— Я не хитрая, господин, — аккуратно доев мясо, опустилась на колени пленница и склонилась в земном поклоне. — Клянусь, я стану тебе верной рабыней, господин. Верной, послушной и ласковой.
— На Руси рабов нет, Урсула, — задумчиво возразил ведун. Клятва девочки его ничуть не удивила. Когда тебя в детстве продали в чужие руки, ты никогда не знал ни матери, ни отца, ни родного дома, когда даже твою недавнюю тюрьму пустили по ветру — никакой свободы не захочешь. Куда, ей, свободной, пойти? Ни одежды, ни еды, ни крыши над головой. Поневоле схватишься за первого встречного, который не бьет и кормит. — А ты побереги зубы, Будута. Не то с такими клятвами скоро деснами одними шамкать станешь.
— А я что? — пожал плечами холоп. — Я о твоем доходе заботился, боярин. Дабы обману не случилось. Коли клянется, что свободы не спросит, так и говорить не о чем. Без обману все. На, Урсула, отпей вина. Не то, гляжу, мурашки по тебе одна за другой вприпрыжку носятся…
Невольница вопросительно глянула на Олега. Ведун протянул ей оловянный кувшин, отрезал еще мяса, ломоть покрупнее:
— Давай, ешь, пей да обратно заворачивайся. Коли повезет, не простудишься после вчерашних гулянок.
— Дозволь, боярин, с просьбой обратиться, — решив, что гнев Олега окончательно прошел, кашлянул Будута.
— Чего же тебе надобно?
— Дозволь часть прибытка моего — халат, рубаху, сапоги яловые да кувшин серебряный — к тебе в узлы запрятать?
— И чего тебе это даст? — не понял Середин. — Я ведь в Муроме при детинце жить не намерен, рухлядь свою у меня навечно не спрячешь. Все едино забирать придется, да ключнику, князю — или кто там у вас за главного — показывать.
— Дык, — перешел на шепот холоп, — продам в Муроме, как возвернемся. А серебро спрятать проще. Авось, и пригодится.
— Ладно, прячь, коли своего узла не полагается, — согласился Олег, и Будута моментально выкатился из княжеского шатра.
Вот она, холопья доля. В поход наравне со всеми идет, а как доходы делить — так дружиннику доля положена, а холопу — нет. Обидно. Хотя, с другой стороны, не холопы, а дружина в каждой сече вперед стальным тараном идет, она постояршо тренировкой себя утруждает, она о своем оружии заботится. Да и не продают дружинники свою свободу за кошель серебра. Служить служат, да честь берегут.

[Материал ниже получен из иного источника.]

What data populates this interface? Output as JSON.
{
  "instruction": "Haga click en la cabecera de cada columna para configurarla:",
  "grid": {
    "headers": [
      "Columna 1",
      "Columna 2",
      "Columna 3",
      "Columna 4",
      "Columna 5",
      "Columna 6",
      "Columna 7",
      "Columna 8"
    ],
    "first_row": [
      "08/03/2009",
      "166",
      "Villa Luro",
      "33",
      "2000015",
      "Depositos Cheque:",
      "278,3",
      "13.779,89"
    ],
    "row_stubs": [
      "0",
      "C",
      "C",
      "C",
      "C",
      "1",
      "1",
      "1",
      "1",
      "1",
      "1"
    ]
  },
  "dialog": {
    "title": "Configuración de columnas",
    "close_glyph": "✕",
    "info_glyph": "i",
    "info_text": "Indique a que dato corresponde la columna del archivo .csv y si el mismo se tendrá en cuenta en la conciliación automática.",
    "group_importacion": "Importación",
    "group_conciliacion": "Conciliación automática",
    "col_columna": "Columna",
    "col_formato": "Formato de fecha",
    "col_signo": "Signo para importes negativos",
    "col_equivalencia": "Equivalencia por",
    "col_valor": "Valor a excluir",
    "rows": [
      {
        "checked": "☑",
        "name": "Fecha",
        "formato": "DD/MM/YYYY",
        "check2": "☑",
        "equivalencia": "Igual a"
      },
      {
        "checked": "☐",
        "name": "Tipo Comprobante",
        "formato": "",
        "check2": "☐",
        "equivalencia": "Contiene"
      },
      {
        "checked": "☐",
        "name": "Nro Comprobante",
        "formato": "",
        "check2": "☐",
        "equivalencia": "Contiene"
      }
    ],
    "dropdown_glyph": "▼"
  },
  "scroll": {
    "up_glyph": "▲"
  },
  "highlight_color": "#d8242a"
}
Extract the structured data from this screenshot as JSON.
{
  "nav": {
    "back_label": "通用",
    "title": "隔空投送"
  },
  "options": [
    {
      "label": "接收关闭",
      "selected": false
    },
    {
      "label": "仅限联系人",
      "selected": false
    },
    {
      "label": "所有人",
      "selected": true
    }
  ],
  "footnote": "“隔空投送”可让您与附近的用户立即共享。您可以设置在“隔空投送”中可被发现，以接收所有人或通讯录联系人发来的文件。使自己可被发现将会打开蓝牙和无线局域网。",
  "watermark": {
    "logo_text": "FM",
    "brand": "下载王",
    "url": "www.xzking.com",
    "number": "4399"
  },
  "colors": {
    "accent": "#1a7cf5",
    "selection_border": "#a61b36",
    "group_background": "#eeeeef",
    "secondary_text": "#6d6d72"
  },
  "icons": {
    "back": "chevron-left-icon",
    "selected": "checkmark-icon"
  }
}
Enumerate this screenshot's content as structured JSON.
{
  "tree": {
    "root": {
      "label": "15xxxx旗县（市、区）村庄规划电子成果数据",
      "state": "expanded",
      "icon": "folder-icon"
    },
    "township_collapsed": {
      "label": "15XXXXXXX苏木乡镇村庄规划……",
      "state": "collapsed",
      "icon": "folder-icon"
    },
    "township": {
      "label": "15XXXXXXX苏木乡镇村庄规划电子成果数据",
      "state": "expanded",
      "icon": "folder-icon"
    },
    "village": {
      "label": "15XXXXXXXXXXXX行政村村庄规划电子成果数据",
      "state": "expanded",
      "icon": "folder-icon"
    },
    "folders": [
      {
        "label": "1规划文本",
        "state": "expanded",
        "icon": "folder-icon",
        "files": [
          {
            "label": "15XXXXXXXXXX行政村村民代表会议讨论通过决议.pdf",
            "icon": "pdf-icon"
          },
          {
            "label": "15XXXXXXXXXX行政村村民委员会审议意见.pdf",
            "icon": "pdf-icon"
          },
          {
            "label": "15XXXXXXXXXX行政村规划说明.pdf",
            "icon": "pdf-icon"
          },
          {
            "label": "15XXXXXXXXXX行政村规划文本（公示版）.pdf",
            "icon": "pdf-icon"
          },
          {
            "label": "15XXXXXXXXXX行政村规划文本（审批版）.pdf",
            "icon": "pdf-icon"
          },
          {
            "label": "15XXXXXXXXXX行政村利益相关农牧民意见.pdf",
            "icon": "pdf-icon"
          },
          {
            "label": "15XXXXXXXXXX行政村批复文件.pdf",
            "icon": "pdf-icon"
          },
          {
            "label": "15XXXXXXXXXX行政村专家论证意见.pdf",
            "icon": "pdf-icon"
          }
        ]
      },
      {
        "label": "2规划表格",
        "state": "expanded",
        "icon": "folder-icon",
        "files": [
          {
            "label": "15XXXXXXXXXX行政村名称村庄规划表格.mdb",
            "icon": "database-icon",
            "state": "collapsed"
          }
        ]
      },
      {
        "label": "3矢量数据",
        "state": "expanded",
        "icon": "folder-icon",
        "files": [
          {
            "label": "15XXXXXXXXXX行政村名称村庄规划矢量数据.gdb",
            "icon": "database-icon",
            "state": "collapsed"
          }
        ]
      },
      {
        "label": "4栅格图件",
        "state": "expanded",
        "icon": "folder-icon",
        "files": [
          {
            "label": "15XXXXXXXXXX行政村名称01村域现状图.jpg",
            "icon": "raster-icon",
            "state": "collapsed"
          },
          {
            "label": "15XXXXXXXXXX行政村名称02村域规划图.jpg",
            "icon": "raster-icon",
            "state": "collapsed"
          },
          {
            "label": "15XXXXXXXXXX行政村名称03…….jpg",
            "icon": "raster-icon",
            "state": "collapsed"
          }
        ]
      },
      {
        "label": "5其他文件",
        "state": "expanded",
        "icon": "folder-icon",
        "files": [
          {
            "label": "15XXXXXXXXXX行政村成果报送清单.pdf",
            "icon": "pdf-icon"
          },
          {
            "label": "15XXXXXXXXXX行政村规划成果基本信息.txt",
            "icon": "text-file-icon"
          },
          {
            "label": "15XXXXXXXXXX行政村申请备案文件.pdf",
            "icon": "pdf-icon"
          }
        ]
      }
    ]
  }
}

Хотя — не ему судить. Может статься, не о чести, а о куске хлеба Будута думал, когда в холопы продавался. Может, родителей от правежа спасал, али сестре приданое дать хотел. Жизнь — штука хитрая. Нет в ней общих аршинов и одинаковых судеб.
— Не судите и не судимы будете, — вспомнил он древнюю житейскую мудрость.